CMS’ New Rule Targets “Bad Actors” and Anyone That Associates With Them

by John W. Kaveney

On September 4, 2019, the Centers for Medicare and Medicaid Services (“CMS”) issued a final rule allowing it to revoke health care providers’ and suppliers’ Medicare enrollment if they are affiliated with targeted “bad actors.” This first of its kind rule, issued as part of CMS’ Program Integrity Enhancements to the Provider Enrollment Process (CMS-6058-PC), will go into effect on November 4, 2019. According to CMS, this rule will “strengthen the agency’s ability to stop fraud before it happens by keeping unscrupulous providers out of our federal health care insurance programs.”

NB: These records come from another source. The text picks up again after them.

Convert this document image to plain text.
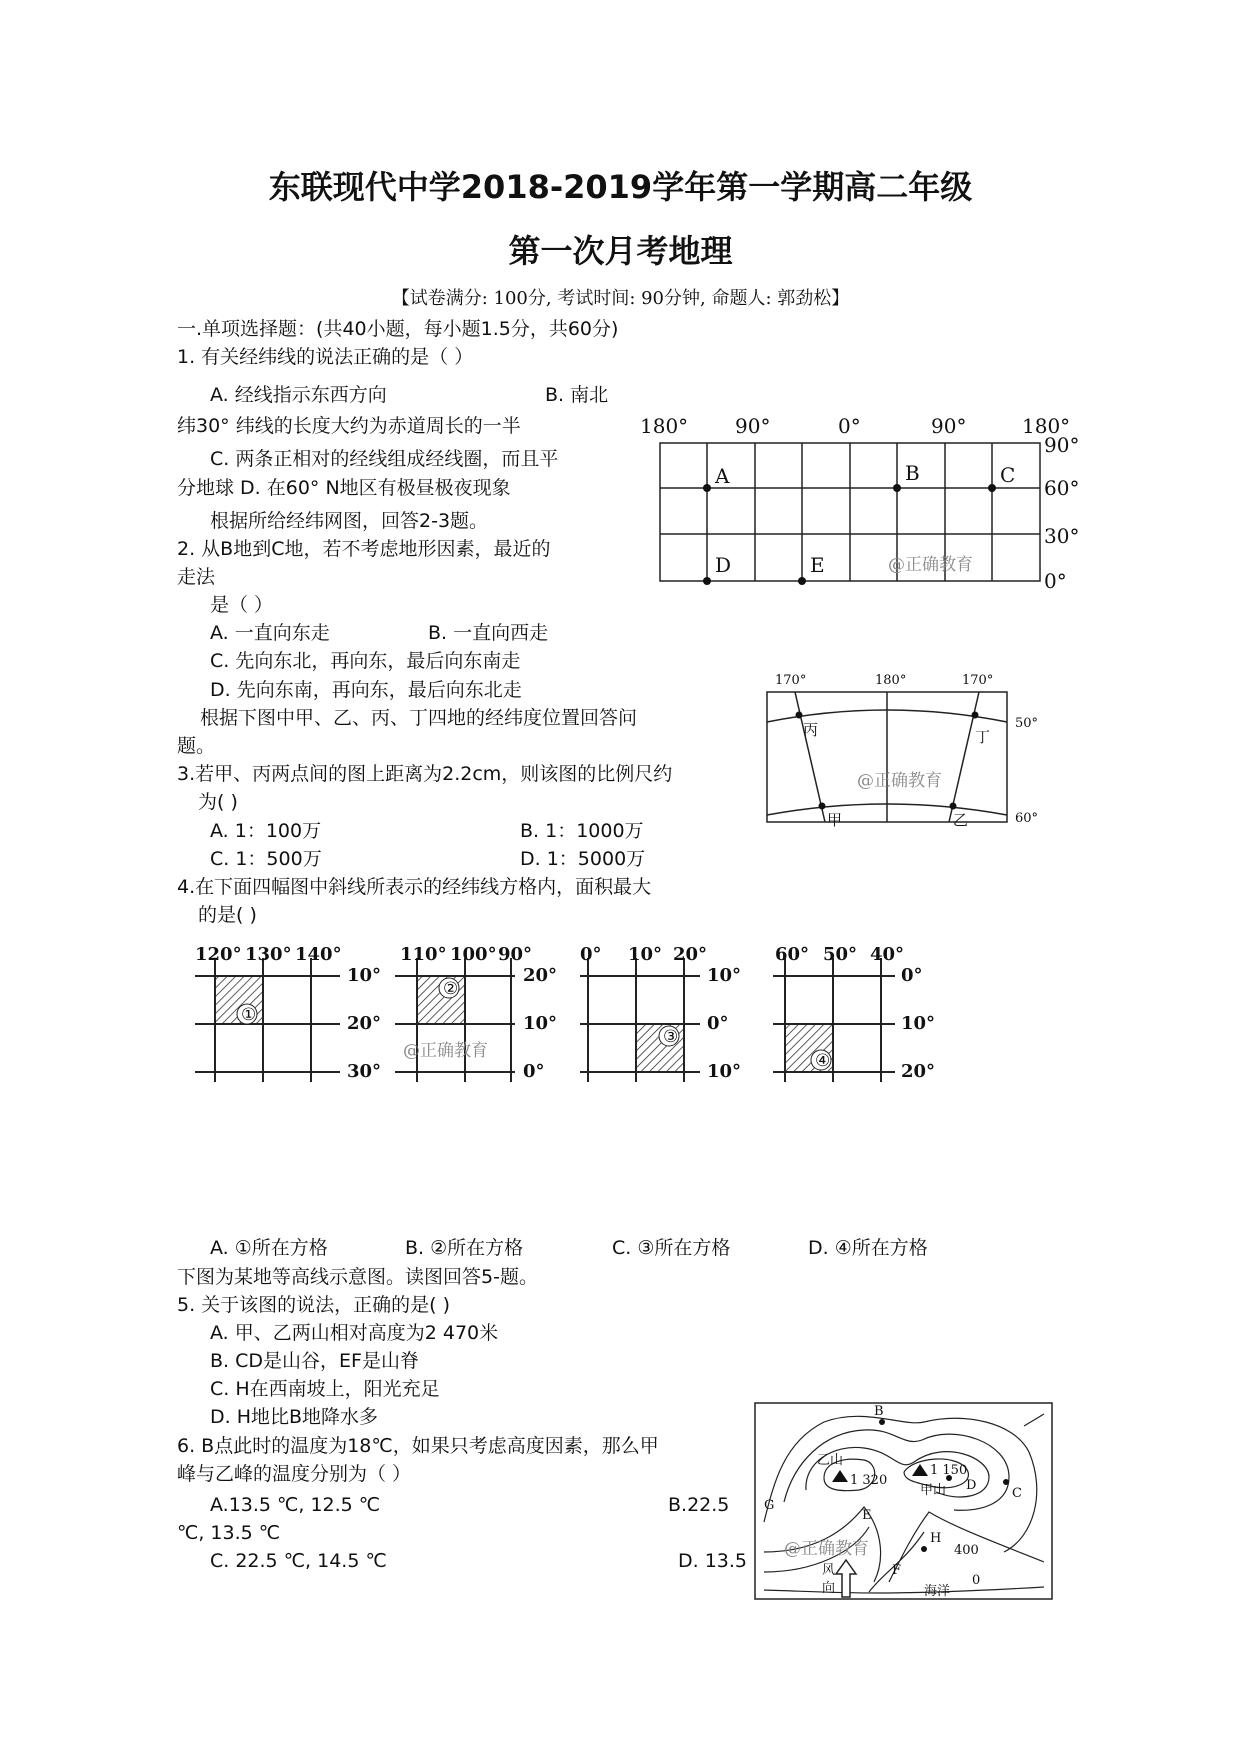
东联现代中学2018-2019学年第一学期高二年级
第一次月考地理
【试卷满分: 100分, 考试时间: 90分钟, 命题人: 郭劲松】
一.单项选择题：(共40小题，每小题1.5分，共60分)
1. 有关经纬线的说法正确的是（ ）
A. 经线指示东西方向	B. 南北
纬30° 纬线的长度大约为赤道周长的一半
C. 两条正相对的经线组成经线圈，而且平
分地球 D. 在60° N地区有极昼极夜现象
根据所给经纬网图，回答2-3题。
2. 从B地到C地，若不考虑地形因素，最近的
走法
是（ ）
A. 一直向东走	B. 一直向西走
C. 先向东北，再向东，最后向东南走
D. 先向东南，再向东，最后向东北走
根据下图中甲、乙、丙、丁四地的经纬度位置回答问
题。
3.若甲、丙两点间的图上距离为2.2cm，则该图的比例尺约
为( )
A. 1：100万	B. 1：1000万
C. 1：500万	D. 1：5000万
4.在下面四幅图中斜线所表示的经纬线方格内，面积最大
的是( )
A. ①所在方格	B. ②所在方格	C. ③所在方格	D. ④所在方格
下图为某地等高线示意图。读图回答5-题。
5. 关于该图的说法，正确的是( )
A. 甲、乙两山相对高度为2 470米
B. CD是山谷，EF是山脊
C. H在西南坡上，阳光充足
D. H地比B地降水多
6. B点此时的温度为18℃，如果只考虑高度因素，那么甲
峰与乙峰的温度分别为（ ）
A.13.5 ℃, 12.5 ℃	B.22.5
℃, 13.5 ℃
C. 22.5 ℃, 14.5 ℃	D. 13.5
180° 90°	0°	90°	180°
90°
60°
30°
0°
A	B	C
D	E	@正确教育
170°	180°	170°
50°
60°
丙	丁
甲	乙
@正确教育
120° 130° 140°
10°
20°
30°
110° 100° 90°
20°
10°
0°
0° 10° 20°
10°
0°
10°
60° 50° 40°
0°
10°
20°
①
②
③
④
@正确教育
乙山
1 320
1 150
甲山
B
G
D
C
E
H
F
400
0
海洋
风
向
@正确教育
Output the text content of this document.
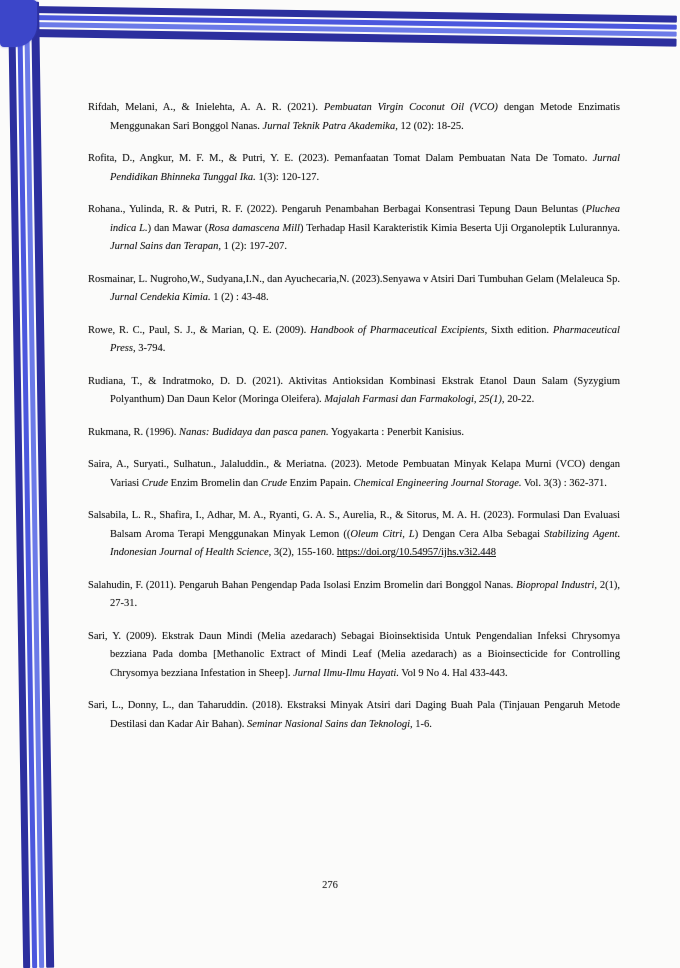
Rifdah, Melani, A., & Inielehta, A. A. R. (2021). Pembuatan Virgin Coconut Oil (VCO) dengan Metode Enzimatis Menggunakan Sari Bonggol Nanas. Jurnal Teknik Patra Akademika, 12 (02): 18-25.

Rofita, D., Angkur, M. F. M., & Putri, Y. E. (2023). Pemanfaatan Tomat Dalam Pembuatan Nata De Tomato. Jurnal Pendidikan Bhinneka Tunggal Ika. 1(3): 120-127.

Rohana., Yulinda, R. & Putri, R. F. (2022). Pengaruh Penambahan Berbagai Konsentrasi Tepung Daun Beluntas (Pluchea indica L.) dan Mawar (Rosa damascena Mill) Terhadap Hasil Karakteristik Kimia Beserta Uji Organoleptik Lulurannya. Jurnal Sains dan Terapan, 1 (2): 197-207.

Rosmainar, L. Nugroho,W., Sudyana,I.N., dan Ayuchecaria,N. (2023).Senyawa v Atsiri Dari Tumbuhan Gelam (Melaleuca Sp. Jurnal Cendekia Kimia. 1 (2) : 43-48.

Rowe, R. C., Paul, S. J., & Marian, Q. E. (2009). Handbook of Pharmaceutical Excipients, Sixth edition. Pharmaceutical Press, 3-794.

Rudiana, T., & Indratmoko, D. D. (2021). Aktivitas Antioksidan Kombinasi Ekstrak Etanol Daun Salam (Syzygium Polyanthum) Dan Daun Kelor (Moringa Oleifera). Majalah Farmasi dan Farmakologi, 25(1), 20-22.

Rukmana, R. (1996). Nanas: Budidaya dan pasca panen. Yogyakarta : Penerbit Kanisius.

Saira, A., Suryati., Sulhatun., Jalaluddin., & Meriatna. (2023). Metode Pembuatan Minyak Kelapa Murni (VCO) dengan Variasi Crude Enzim Bromelin dan Crude Enzim Papain. Chemical Engineering Journal Storage. Vol. 3(3) : 362-371.

Salsabila, L. R., Shafira, I., Adhar, M. A., Ryanti, G. A. S., Aurelia, R., & Sitorus, M. A. H. (2023). Formulasi Dan Evaluasi Balsam Aroma Terapi Menggunakan Minyak Lemon ((Oleum Citri, L) Dengan Cera Alba Sebagai Stabilizing Agent. Indonesian Journal of Health Science, 3(2), 155-160. https://doi.org/10.54957/ijhs.v3i2.448

Salahudin, F. (2011). Pengaruh Bahan Pengendap Pada Isolasi Enzim Bromelin dari Bonggol Nanas. Biopropal Industri, 2(1), 27-31.

Sari, Y. (2009). Ekstrak Daun Mindi (Melia azedarach) Sebagai Bioinsektisida Untuk Pengendalian Infeksi Chrysomya bezziana Pada domba [Methanolic Extract of Mindi Leaf (Melia azedarach) as a Bioinsecticide for Controlling Chrysomya bezziana Infestation in Sheep]. Jurnal Ilmu-Ilmu Hayati. Vol 9 No 4. Hal 433-443.

Sari, L., Donny, L., dan Taharuddin. (2018). Ekstraksi Minyak Atsiri dari Daging Buah Pala (Tinjauan Pengaruh Metode Destilasi dan Kadar Air Bahan). Seminar Nasional Sains dan Teknologi, 1-6.

276
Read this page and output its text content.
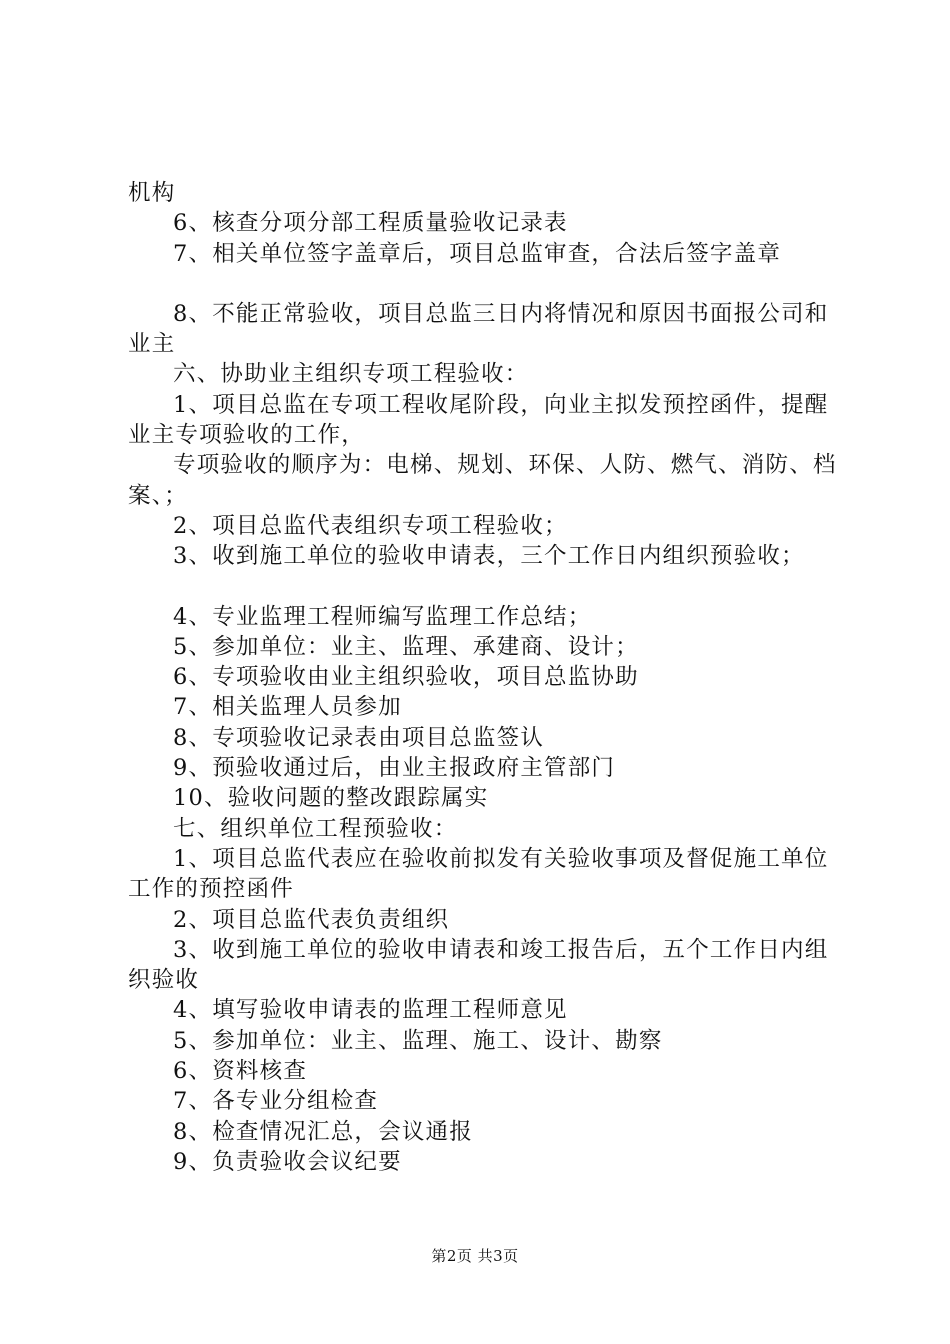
机构

6、核查分项分部工程质量验收记录表

7、相关单位签字盖章后，项目总监审查，合法后签字盖章

8、不能正常验收，项目总监三日内将情况和原因书面报公司和业主

六、协助业主组织专项工程验收：

1、项目总监在专项工程收尾阶段，向业主拟发预控函件，提醒业主专项验收的工作，

专项验收的顺序为：电梯、规划、环保、人防、燃气、消防、档案、；

2、项目总监代表组织专项工程验收；

3、收到施工单位的验收申请表，三个工作日内组织预验收；

4、专业监理工程师编写监理工作总结；

5、参加单位：业主、监理、承建商、设计；

6、专项验收由业主组织验收，项目总监协助

7、相关监理人员参加

8、专项验收记录表由项目总监签认

9、预验收通过后，由业主报政府主管部门

10、验收问题的整改跟踪属实

七、组织单位工程预验收：

1、项目总监代表应在验收前拟发有关验收事项及督促施工单位工作的预控函件

2、项目总监代表负责组织

3、收到施工单位的验收申请表和竣工报告后，五个工作日内组织验收

4、填写验收申请表的监理工程师意见

5、参加单位：业主、监理、施工、设计、勘察

6、资料核查

7、各专业分组检查

8、检查情况汇总，会议通报

9、负责验收会议纪要

第2页 共3页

The new rule provides for several new tools in CMS’ arsenal against fraud, waste and abuse in the federal health care programs. First, it allows CMS to identify individuals and organizations that pose an undue risk based on their relationships with other previously sanctioned entities. CMS, in its press release, provides an example: “[a] currently enrolled or newly enrolling organization that has an owner/managing employee who is ‘affiliated’ with another previously revoked organization can be denied enrollment in Medicare, Medicaid and CHIP or, if already enrolled, can have its enrollment revoked based on the problematic affiliation.” Consistent with this approach, providers and suppliers are going to be required to disclose current or previous direct or indirect affiliations with a provider or supplier that has been suspended, excluded or had their enrollment revoked. The goal is to prevent those found to be involved in criminal and fraudulent conduct from continuing to reappear as part of new organizations or working with new individuals hiding behind their names.

Second, the rule will also permit CMS to now block providers and suppliers who are revoked from re-entering the Medicare program for 10 years, versus the historic 3 year revocation period before allowing re-enrollment. And, for those with second revocations, the provider or supplier can now be blocked from the federal programs for up to 20 years.

CMS believes that this new rule will help put a stop to the “pay and chase” approach that has been the historic model in addressing federal health care fraud.

As a result of this new rule, providers and suppliers will need to be even more mindful of who they do business with and understand that CMS will be taking an even more critical look at their Medicare enrollment if they affiliate with anyone who has had an issue with CMS. Given CMS will arguably be able to now act to revoke a provider or supplier based on a perception of a potential risk due to an affiliation with a “bad actor,” providers and suppliers will need to be even more vigilant given their enrollment could be targeted before they even realize there is any sort of issue. Thus, the onus is on providers and suppliers to be careful who they employ, hire, or otherwise do business with because CMS may lump you in with that “bad actor’s” reputation.